Meritocrazia Italia, il movimento punta su tutela del territorio e sviluppo sostenibile

Continua il viaggio di Meritocrazia Italia nelle diverse Regioni d’Italia, il 25 gennaio sarà la volta di Matera, già Capitale della Cultura 2019. Meritocrazia Italia si confronterà sul tema “Tutela del territorio e sviluppo sostenibile”, nella meravigliosa cornice del Palazzo Viceconte. «L’anno 2020 parte dalla necessità di individuare strategie attraverso cui garantire lo sviluppo dei territori salvaguardando l’ambiente» dichiara dal Presidente Nazionale, Walter Mauriello. C’è un forte desiderio di guardare avanti ed essere portavoce delle istanze della società civile. E’ necessario aprire al confronto e all’integrazione con contribuiti costruttivi finalizzati all’ elaborazione di una proposta che sia a beneficio del Paese ed al servizio della componente politica. «Il Movimento Meritocrazia Italia sin dalle origini ha sempre dato ampio risalto alla salvaguardia dell’habitat umano unitamente allo sviluppo economico compatibile con la tutela ambientale.

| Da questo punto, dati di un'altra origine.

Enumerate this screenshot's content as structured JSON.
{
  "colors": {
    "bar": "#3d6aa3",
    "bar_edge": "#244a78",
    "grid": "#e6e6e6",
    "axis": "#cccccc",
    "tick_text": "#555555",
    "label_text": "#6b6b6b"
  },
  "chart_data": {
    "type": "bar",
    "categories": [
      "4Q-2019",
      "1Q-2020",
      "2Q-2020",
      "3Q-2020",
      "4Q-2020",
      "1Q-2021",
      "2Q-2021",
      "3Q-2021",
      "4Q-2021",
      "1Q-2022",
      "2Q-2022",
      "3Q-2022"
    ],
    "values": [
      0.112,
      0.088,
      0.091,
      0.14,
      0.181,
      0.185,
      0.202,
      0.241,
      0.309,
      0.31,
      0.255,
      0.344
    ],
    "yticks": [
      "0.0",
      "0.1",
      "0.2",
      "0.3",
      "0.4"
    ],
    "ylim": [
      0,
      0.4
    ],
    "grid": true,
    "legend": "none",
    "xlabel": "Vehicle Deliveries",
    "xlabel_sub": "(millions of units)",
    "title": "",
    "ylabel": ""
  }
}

Questo tema al pari di altri come il potenziamento dei servizi pubblici, l’analisi delle problematiche della sanità e dell’istruzione trova uno spazio di confronto dialettico e progettuale nella nostra associazione. Sogniamo ed inseguiamo una comunità che supera le critiche sterili ed ambisce a trovare solo le soluzioni concrete ed efficaci ai tanti problemi del Paese. In sintesi andiamo a creare un luogo di confronto quotidiano dove tutta la società civile, soprattutto i più deboli e delusi, e le innumerevoli competenze dell’Italia  possano ritrovarsi per migliorarsi operando nel solco di una idea che si fonda solo sulla mediazione, rifiutando di agire senza progettualità e soprattutto senza sane ambizioni» continua Mauriello. L’evento sarà sapientemente moderato dal giornalista Rai, Attilio Romita, e  vedrà la partecipazione, in qualità di relatori, di alcuni membri del Movimento, quali il Presidente Nazionale Mauriello; il direttore scientifico della Scuola di Formazione Crea, il professore Riccardo Resciniti e altri relatori, tra i quali il presidente Fras, il dottor. Ciro Salzano.